Periodically I check out the Apache error and access logs in order to find things that I can fix or improve with a little work. Today I noticed a few errors for bad URLs coming from unfamiliar IP addresses. The error I got is:
(36)File name too long: [client xx.xx.xx.xx:xxxxx] AH00036: access to ….
Looking at the filename, it is way too long but it is also very peculiar. It starts off with a valid WordPress folder name but appends a long string of folder names where the folder names are prefixed with an underscore and suffixed with a comma. I checked this against the actual folders and it matches existing paths in my WordPress instance. The garbled path ends in an actual file name. To make it even weirder, this garbled path name has a plus sign followed by another garbled path name, multiple times. All together it’s about 800 characters long. WTF?…
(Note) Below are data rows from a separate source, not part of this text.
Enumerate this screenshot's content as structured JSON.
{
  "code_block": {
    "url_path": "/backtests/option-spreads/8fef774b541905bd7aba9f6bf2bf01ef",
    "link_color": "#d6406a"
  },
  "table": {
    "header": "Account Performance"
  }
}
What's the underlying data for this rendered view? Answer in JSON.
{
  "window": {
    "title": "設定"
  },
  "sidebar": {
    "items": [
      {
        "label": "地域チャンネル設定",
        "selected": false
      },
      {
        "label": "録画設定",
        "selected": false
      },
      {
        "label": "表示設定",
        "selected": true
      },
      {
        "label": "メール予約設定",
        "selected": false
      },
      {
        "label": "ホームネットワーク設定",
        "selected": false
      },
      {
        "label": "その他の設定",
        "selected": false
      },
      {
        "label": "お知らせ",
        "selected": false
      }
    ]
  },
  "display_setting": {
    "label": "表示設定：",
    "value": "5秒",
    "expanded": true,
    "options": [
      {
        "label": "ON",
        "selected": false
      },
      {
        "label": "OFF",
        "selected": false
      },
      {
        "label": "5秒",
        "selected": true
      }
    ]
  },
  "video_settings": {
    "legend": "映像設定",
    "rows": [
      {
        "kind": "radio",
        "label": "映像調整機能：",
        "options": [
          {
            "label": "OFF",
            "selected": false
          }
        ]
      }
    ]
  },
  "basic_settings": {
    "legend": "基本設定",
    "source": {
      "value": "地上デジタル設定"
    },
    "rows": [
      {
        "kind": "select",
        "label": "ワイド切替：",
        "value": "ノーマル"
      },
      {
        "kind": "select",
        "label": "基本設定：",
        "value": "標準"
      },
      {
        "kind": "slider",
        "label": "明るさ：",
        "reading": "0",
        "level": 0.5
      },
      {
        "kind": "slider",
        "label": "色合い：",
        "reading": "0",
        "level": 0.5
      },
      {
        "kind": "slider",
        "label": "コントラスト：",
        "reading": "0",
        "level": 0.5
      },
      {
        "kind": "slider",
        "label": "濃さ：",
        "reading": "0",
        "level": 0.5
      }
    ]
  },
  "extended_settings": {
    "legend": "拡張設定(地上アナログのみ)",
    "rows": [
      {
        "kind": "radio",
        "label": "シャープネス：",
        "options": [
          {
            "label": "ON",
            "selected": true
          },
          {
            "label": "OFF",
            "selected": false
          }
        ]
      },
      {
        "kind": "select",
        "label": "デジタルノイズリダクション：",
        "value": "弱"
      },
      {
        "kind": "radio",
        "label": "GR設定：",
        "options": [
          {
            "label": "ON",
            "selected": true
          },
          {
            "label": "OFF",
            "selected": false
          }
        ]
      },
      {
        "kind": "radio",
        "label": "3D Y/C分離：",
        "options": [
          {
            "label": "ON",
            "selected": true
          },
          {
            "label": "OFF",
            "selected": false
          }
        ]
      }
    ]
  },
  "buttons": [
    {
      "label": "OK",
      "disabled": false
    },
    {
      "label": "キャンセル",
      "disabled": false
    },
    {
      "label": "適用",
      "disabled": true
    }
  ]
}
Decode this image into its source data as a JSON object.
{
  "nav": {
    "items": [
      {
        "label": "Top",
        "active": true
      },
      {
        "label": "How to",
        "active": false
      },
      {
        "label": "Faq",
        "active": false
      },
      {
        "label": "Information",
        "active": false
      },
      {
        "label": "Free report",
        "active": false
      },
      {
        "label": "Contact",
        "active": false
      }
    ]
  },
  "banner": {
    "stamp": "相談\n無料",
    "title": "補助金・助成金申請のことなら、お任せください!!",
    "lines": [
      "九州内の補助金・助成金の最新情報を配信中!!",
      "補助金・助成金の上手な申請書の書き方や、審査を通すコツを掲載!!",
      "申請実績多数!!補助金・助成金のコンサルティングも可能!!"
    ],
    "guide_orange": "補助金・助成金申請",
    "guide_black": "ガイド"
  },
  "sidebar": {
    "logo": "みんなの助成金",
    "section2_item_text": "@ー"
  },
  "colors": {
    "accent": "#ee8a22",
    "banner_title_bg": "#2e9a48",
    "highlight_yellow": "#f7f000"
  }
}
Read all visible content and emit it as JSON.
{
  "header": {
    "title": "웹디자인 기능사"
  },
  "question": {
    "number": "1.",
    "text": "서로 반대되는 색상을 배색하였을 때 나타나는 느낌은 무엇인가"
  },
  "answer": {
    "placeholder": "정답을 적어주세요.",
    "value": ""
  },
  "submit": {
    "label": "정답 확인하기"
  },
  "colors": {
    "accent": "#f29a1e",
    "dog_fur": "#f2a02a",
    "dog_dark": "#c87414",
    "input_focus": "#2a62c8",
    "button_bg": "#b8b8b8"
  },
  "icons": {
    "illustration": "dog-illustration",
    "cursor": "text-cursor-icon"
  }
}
My first thought was this was some kind of lame buffer overflow attempt. But it looked too regular and was based on real information that was extracted from my site’s file system (although all WordPress instances are pretty much the same). I did a reverse IP lookup and the client was identified as a Googlebot. Now I looked in the access log and there was a cluster of similar IPs hitting the site at that time preceded by fetches of robots.txt. Nothing unusual at the start but as time went on the URLs got more bizarre until they got too long.
If I had to guess (and this is only a guess) I would say the programmer of the bot got string buffers mixed up or forgot to reset one before reusing it. Which leads me to wonder if Google starts it’s junior programmers out on the bot team. Do they do regressive testing or are they so committed to streamlining DevOps that they don’t bother?